Robdel12|6 months ago

All of the approaches of driving the browser outside of the browser is going to be slow (webdriver, playwright, puppeteer, etc).

Karma like approaches are where I’m at (execute in the browser)

appcustodian2|6 months ago

> All of the approaches of driving the browser outside of the browser is going to be slow

Why? I would think any cross-process communication through the CDP websocket would have imperceptible overhead compared to what already takes long in the browser: a ton of HTTP I/O

What is Karma? What are you executing in the browser?

nikisweeting|6 months ago

CDP rountrip time on a local machine is 100µs (0.1ms), it's not slow haha

patrickhogan1|6 months ago

Selenium was very usable before 2011.

This post is like saying Grafana and not mentioning Nagios

nikisweeting|6 months ago

It was, but I feel like the advent of headless browsers marked a step function explosion in browser automation. Also any earlier than 2010 is when I was like 13yo, so it's more like "the dark ages in my own memory" than "objectively dark ages in automation history".

aitchnyu|6 months ago

Umm, will this run on Firefox too? They deprecated CDP and favors Webdriver Bidi.

hugs|6 months ago

i like that the post uses the phrase "time is a flat circle". it is indeed. once upon a time, most devs only cared about one browser -- internet explorer. then for a good chunk of time, cross-browser compatibility was highly valued. now, most devs only care about one browser -- google chrome.

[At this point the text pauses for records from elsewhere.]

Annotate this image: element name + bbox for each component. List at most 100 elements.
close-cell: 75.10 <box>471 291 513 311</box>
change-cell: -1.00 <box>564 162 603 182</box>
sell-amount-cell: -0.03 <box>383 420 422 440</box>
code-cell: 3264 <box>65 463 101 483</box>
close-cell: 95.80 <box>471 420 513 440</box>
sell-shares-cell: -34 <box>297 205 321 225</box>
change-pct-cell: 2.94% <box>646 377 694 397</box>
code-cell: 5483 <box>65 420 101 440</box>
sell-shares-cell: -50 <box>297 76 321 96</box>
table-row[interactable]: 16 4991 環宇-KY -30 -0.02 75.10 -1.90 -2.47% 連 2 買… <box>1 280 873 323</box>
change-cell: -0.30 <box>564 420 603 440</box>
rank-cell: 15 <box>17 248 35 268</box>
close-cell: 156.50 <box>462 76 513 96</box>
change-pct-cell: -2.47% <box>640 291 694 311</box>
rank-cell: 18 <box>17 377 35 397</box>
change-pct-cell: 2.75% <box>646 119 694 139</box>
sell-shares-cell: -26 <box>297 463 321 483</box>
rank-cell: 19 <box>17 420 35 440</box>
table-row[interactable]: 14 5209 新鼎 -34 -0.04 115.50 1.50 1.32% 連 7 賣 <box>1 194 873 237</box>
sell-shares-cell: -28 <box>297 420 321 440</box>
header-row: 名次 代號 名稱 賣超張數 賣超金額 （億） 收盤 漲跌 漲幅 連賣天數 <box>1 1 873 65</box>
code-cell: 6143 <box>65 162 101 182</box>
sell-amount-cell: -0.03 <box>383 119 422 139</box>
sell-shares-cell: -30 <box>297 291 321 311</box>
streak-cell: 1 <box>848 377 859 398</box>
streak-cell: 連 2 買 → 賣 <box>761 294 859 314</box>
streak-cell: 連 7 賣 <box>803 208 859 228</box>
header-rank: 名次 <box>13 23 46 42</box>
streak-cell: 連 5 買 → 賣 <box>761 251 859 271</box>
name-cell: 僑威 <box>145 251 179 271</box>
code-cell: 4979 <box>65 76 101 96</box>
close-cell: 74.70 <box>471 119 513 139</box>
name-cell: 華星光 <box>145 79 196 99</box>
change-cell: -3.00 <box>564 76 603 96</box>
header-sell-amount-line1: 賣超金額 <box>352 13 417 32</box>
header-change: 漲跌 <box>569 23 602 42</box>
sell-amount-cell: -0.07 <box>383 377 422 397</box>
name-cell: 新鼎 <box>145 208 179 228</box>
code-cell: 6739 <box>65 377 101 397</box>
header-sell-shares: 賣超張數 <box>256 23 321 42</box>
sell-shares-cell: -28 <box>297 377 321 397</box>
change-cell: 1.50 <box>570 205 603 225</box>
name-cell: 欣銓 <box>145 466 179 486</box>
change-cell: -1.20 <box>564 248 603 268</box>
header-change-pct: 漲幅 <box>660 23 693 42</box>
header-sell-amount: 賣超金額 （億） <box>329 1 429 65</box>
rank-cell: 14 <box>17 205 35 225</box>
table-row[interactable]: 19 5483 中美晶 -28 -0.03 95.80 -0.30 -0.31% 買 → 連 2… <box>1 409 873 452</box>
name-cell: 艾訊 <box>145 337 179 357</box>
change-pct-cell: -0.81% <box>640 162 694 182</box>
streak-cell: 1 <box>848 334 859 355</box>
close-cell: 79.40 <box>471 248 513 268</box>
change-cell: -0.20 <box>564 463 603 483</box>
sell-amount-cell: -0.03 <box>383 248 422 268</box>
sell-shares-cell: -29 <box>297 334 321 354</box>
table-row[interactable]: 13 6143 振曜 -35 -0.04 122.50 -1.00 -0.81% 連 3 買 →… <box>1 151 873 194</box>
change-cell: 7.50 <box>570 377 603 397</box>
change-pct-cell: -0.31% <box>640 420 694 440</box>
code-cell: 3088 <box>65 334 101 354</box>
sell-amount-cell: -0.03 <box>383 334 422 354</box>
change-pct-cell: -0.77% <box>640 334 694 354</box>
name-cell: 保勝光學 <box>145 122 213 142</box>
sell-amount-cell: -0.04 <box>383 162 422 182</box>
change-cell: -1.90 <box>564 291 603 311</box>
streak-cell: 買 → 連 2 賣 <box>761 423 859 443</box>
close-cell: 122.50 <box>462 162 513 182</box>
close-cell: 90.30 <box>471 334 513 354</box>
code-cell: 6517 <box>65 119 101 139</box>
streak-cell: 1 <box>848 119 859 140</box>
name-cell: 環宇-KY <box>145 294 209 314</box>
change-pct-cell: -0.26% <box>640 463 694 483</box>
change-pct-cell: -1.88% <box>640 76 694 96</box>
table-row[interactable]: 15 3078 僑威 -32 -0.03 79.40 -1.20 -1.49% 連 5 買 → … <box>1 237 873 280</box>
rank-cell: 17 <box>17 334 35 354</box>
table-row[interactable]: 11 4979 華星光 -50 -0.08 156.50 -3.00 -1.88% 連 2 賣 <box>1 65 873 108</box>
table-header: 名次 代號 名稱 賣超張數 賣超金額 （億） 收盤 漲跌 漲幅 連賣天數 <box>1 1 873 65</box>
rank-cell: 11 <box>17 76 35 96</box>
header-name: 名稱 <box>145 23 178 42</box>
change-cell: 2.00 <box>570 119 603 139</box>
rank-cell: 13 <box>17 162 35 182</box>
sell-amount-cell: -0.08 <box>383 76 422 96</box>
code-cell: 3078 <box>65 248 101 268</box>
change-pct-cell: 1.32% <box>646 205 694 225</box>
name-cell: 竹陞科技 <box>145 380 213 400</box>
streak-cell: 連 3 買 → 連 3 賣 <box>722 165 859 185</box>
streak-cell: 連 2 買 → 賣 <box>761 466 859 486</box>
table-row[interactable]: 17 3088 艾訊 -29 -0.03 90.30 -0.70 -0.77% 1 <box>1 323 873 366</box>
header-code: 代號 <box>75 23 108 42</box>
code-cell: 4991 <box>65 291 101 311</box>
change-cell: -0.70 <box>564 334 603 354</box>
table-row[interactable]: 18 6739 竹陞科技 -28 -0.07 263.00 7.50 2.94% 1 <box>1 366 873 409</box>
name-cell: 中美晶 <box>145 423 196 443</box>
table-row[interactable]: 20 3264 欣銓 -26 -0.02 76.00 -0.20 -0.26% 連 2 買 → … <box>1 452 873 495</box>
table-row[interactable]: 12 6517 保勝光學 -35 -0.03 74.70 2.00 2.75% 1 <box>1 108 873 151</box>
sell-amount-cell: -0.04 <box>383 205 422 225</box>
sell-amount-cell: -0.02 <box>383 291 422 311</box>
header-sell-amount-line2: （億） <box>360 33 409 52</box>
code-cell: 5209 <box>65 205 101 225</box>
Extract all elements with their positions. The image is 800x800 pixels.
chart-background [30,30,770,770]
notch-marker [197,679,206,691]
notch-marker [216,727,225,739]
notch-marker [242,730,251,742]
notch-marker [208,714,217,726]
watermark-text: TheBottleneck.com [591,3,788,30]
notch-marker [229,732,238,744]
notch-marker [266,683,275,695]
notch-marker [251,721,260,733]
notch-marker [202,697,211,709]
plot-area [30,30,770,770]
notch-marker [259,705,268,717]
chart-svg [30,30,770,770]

it's a bummer, but also a market reality... the best way to get more devs to care about non-chrome browsers is to get more people to use non-chrome browsers. easier said than done, though.

nikisweeting|6 months ago

No we are not planning to support Firefox. We do support Brave, Edge, and ungoogled-chromium though if you have a problem with Google.

saberience|6 months ago

Talk about "not built here" mentality. This is a project doomed to failure. Using VC money to re-write better built software which has been around for years.

Good luck guys!

johnsmith1840|6 months ago

From their blog its not obvious the value but pure cdp as a framework is powerful for other reasons. If you have very high performace requirements it makes sense.

I build something like an automation system pure cdp to shave ms off. But I'm a real time user interaction system plus automation not pure ai automation.

Doesn't make much sense to shave ms when an LLM call is hundreds of ms ans that's the only "user"

Tostino|6 months ago

Exactly what I was thinking. Instead of attempting to contribute back to Playwright to fix those hangups, or even creating a private patch to do so as a POC, they went right to building their own framework from scratch.

That isn't how you launch a product.